Dans le même temps, certaines déclarations agricoles ukrainiennes affirment qu'une adhésion en 2027 n'est pas réalisable car l'agriculture ne peut pas encore se conformer à toutes les exigences strictes européennes.
Au sein de l'Union européenne, on évoque donc des alternatives à une adhésion complète rapide. Un modèle surgit dans lequel l'Ukraine se rapprocherait du statut de membre par étapes.
Ce modèle progressif signifie que l'Ukraine pourrait dans une première phase participer à certaines structures de l'UE, mais sans pour autant bénéficier de tous les droits liés à l'adhésion complète.
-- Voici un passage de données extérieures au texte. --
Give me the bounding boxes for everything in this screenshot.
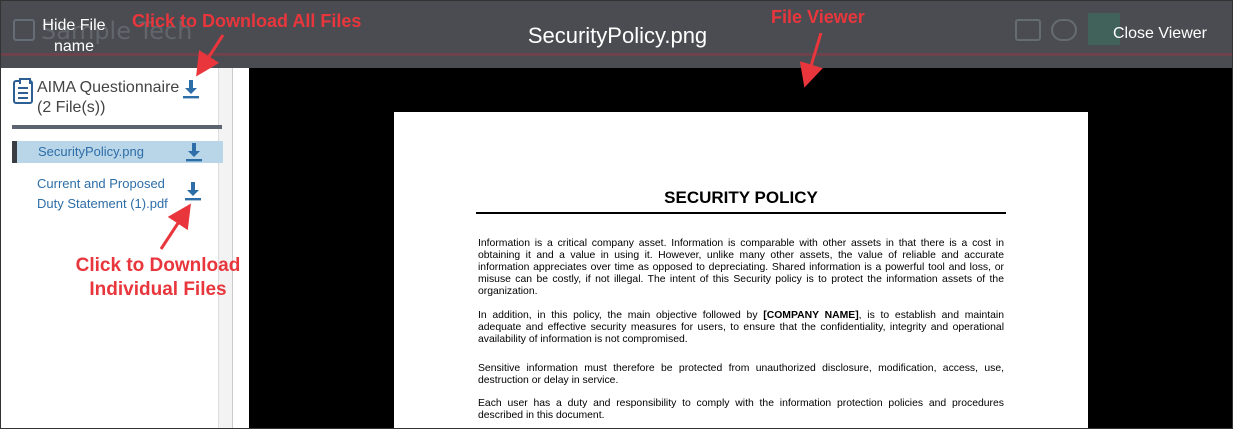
file-name-line1[interactable]: Current and Proposed bbox=[37, 173, 165, 194]
file-sidebar: AIMA Questionnaire (2 File(s)) SecurityP… bbox=[1, 68, 233, 428]
title-rule bbox=[476, 212, 1006, 214]
file-name[interactable]: SecurityPolicy.png bbox=[38, 141, 144, 162]
sidebar-scrollbar[interactable] bbox=[218, 68, 232, 428]
download-all-icon[interactable] bbox=[182, 79, 200, 99]
annotation-download-individual: Click to Download Individual Files bbox=[71, 254, 245, 302]
annotation-line: Click to Download bbox=[75, 255, 241, 276]
document-paragraph: Information is a critical company asset.… bbox=[478, 238, 1004, 297]
annotation-line: Individual Files bbox=[89, 279, 227, 300]
download-icon[interactable] bbox=[185, 142, 203, 162]
file-item-securitypolicy[interactable]: SecurityPolicy.png bbox=[12, 141, 223, 163]
annotation-file-viewer: File Viewer bbox=[771, 7, 865, 27]
annotation-download-all: Click to Download All Files bbox=[132, 11, 362, 31]
questionnaire-icon bbox=[13, 78, 33, 104]
app-frame: Sample Tech Hide File name SecurityPolic… bbox=[0, 0, 1233, 429]
company-name: [COMPANY NAME] bbox=[763, 310, 859, 321]
close-viewer-button[interactable]: Close Viewer bbox=[1113, 25, 1207, 43]
sidebar-divider bbox=[12, 125, 222, 129]
group-title: AIMA Questionnaire (2 File(s)) bbox=[37, 79, 180, 116]
para-text: In addition, in this policy, the main ob… bbox=[478, 310, 764, 321]
file-name-line2[interactable]: Duty Statement (1).pdf bbox=[37, 193, 168, 214]
document-page: SECURITY POLICY Information is a critica… bbox=[394, 112, 1088, 428]
document-title: SECURITY POLICY bbox=[664, 188, 818, 207]
background-divider bbox=[1, 53, 1232, 56]
file-viewer: SECURITY POLICY Information is a critica… bbox=[249, 68, 1232, 428]
download-icon[interactable] bbox=[184, 181, 202, 201]
document-paragraph: Each user has a duty and responsibility … bbox=[478, 398, 1004, 421]
document-paragraph: Sensitive information must therefore be … bbox=[478, 363, 1004, 386]
document-paragraph: In addition, in this policy, the main ob… bbox=[478, 310, 1004, 346]
file-item-duty-statement[interactable]: Current and Proposed Duty Statement (1).… bbox=[12, 173, 223, 217]
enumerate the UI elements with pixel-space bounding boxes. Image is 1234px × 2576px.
L'agriculture joue un rôle central dans cette discussion. L'agriculture est citée comme l'un des dossiers les plus sensibles dans les négociations d'adhésion avec l'Ukraine.
Le pays voisin, la Pologne, soutient les ambitions européennes de l'Ukraine, mais y associe des conditions. Selon des déclarations polonaises, des accords sont nécessaires pour protéger les marchés intérieurs alimentaires et agricoles.
Cette inquiétude au sujet de la perturbation du marché se retrouve également dans les commentaires d'autres pays voisins. Ils soulignent explicitement l'impact que la production agricole ukrainienne pourrait avoir sur les marchés existants de l'UE.
L'Ukraine a insisté lors de discussions à Varsovie et Bruxelles pour obtenir des dérogations temporaires lors de son adhésion. Il ne s'agit pas de exemptions générales, mais de points limités et bien définis.
Concrètement, des règles environnementales et agricoles sont mentionnées pour lesquelles l'Ukraine souhaite une adoption progressive. La rapidité et les conditions réelles dans lesquelles l'Ukraine pourra adhérer restent donc matière à débat.